The project aims to encourage the community to start engaging with the education system. The majority of children from the community do not go to school, so the team works with them slowly to start gaining their trust and developing their skills through games and activities run by the local team and volunteers.
The Pod charity grant was used to build a shelter and community area where activity sessions can take place. The long term aim of the project is to establish a women’s empowerment group thereby increasing the skills of the community as a whole.
Gemma from the Pod Volunteer UK team was in India during the first few weeks of project where she was supporting a team of Summer Volunteering Camp volunteers.
“It was brilliant to see the enthusiasm of the children to learn new creative skills which, without the project they would not have the opportunity to do any arts or group activities. With the help of the local team and volunteers we run sessions where the children made snake paper chains, masks and crowns, it was amazing to see children’s pride in their own creations. We also taught them to skip, skittles and my personal favourite the Macarena!”
The community outreach project encourages children and adults of all ages to join in and learn new skills.
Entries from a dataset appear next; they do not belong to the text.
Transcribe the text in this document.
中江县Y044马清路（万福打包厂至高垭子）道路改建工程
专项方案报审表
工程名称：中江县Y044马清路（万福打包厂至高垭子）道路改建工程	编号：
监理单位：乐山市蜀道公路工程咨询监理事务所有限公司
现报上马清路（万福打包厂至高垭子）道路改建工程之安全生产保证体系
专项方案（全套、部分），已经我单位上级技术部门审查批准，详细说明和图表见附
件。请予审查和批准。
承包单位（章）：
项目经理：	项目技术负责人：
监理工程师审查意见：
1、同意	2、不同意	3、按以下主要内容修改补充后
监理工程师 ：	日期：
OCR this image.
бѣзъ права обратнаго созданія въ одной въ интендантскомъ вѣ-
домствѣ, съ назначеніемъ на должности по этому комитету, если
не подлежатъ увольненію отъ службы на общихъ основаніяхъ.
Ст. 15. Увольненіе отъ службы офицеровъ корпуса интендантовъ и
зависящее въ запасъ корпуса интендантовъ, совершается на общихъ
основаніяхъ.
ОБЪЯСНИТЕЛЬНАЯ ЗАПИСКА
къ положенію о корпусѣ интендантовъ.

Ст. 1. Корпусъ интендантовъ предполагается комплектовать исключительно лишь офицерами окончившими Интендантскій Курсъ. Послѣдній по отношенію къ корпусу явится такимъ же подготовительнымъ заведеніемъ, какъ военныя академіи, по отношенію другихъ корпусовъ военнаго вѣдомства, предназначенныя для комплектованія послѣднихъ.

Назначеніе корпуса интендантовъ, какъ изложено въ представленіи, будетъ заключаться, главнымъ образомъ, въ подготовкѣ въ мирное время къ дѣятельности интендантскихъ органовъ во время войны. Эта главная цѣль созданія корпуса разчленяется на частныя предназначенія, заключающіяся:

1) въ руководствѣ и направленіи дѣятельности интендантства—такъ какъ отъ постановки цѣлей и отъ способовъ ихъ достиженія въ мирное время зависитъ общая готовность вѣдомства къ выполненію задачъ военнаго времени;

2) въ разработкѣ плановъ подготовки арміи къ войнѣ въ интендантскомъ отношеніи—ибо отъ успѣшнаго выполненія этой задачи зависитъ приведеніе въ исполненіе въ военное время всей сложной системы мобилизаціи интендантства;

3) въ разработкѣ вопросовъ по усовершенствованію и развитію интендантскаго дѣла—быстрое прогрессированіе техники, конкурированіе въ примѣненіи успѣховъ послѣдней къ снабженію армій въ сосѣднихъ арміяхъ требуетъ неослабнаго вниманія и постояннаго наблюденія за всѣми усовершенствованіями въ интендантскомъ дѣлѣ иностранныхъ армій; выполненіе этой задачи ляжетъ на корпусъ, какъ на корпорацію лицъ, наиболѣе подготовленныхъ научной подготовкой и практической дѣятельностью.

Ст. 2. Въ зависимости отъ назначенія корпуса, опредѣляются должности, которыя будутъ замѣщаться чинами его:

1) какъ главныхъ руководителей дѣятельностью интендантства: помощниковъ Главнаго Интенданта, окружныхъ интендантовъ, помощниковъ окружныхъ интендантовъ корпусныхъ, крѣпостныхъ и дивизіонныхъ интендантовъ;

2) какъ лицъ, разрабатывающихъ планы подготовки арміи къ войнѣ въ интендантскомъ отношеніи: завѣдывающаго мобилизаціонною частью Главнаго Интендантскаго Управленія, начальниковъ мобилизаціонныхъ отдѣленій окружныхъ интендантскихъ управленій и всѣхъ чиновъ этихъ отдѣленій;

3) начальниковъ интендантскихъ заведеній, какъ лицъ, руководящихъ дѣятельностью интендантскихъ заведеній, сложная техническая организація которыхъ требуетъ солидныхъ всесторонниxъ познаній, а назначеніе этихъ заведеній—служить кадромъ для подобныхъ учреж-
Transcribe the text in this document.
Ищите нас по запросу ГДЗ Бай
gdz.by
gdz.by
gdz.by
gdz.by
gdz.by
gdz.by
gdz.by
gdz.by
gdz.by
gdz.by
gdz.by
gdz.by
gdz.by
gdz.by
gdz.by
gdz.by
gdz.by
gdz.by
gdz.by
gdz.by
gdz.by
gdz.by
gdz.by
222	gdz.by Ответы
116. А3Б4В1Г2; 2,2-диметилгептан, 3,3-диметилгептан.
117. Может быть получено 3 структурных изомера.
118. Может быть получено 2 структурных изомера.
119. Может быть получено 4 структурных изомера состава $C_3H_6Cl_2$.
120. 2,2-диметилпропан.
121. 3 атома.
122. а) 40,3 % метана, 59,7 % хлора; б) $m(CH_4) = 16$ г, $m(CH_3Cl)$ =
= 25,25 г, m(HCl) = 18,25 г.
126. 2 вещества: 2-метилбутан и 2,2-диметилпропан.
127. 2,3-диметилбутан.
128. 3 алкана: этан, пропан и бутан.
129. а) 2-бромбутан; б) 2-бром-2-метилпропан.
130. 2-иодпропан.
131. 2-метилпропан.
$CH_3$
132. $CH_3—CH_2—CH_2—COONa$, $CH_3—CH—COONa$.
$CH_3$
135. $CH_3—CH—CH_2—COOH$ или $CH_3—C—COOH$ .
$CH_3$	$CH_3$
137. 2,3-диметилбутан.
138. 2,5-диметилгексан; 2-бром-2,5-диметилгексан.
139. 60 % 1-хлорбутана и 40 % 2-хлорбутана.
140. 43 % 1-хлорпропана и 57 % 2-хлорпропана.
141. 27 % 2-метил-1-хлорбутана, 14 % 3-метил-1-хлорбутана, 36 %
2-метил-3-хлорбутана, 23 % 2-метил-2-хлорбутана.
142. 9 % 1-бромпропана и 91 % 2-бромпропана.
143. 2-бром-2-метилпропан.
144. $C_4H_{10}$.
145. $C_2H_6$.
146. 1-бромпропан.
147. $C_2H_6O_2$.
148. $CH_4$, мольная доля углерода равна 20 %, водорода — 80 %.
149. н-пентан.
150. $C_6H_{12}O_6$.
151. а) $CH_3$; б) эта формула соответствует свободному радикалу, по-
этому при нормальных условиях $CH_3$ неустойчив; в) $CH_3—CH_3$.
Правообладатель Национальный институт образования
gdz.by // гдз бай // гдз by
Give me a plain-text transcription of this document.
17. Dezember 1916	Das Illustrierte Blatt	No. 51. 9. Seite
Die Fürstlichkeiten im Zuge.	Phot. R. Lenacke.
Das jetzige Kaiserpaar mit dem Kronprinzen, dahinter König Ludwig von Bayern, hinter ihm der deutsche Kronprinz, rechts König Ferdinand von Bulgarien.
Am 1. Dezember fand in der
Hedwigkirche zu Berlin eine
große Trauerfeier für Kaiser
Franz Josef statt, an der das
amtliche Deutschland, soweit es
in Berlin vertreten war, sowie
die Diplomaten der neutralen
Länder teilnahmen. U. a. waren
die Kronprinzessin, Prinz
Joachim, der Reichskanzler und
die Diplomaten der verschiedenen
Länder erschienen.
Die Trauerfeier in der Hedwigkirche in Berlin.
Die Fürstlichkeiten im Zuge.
There are currently 25 children aged between 3 to 15 years old who attend the community outreach sessions and it is great that often the local women are interested in join in the activities too.
"It is a great first step to encourage the children and the community to have an interest in education so hopefully in the future they will be willing to sign up to attend the local schools with the support of their family".
Although new government initiatives now provide free education to all children the desperately low staff numbers mean that the team and volunteers assistance is essential to help support the children's education. Volunteers in India support the local schools and child care centres as well as helping to encouraging increased school participation through the new community outreach project.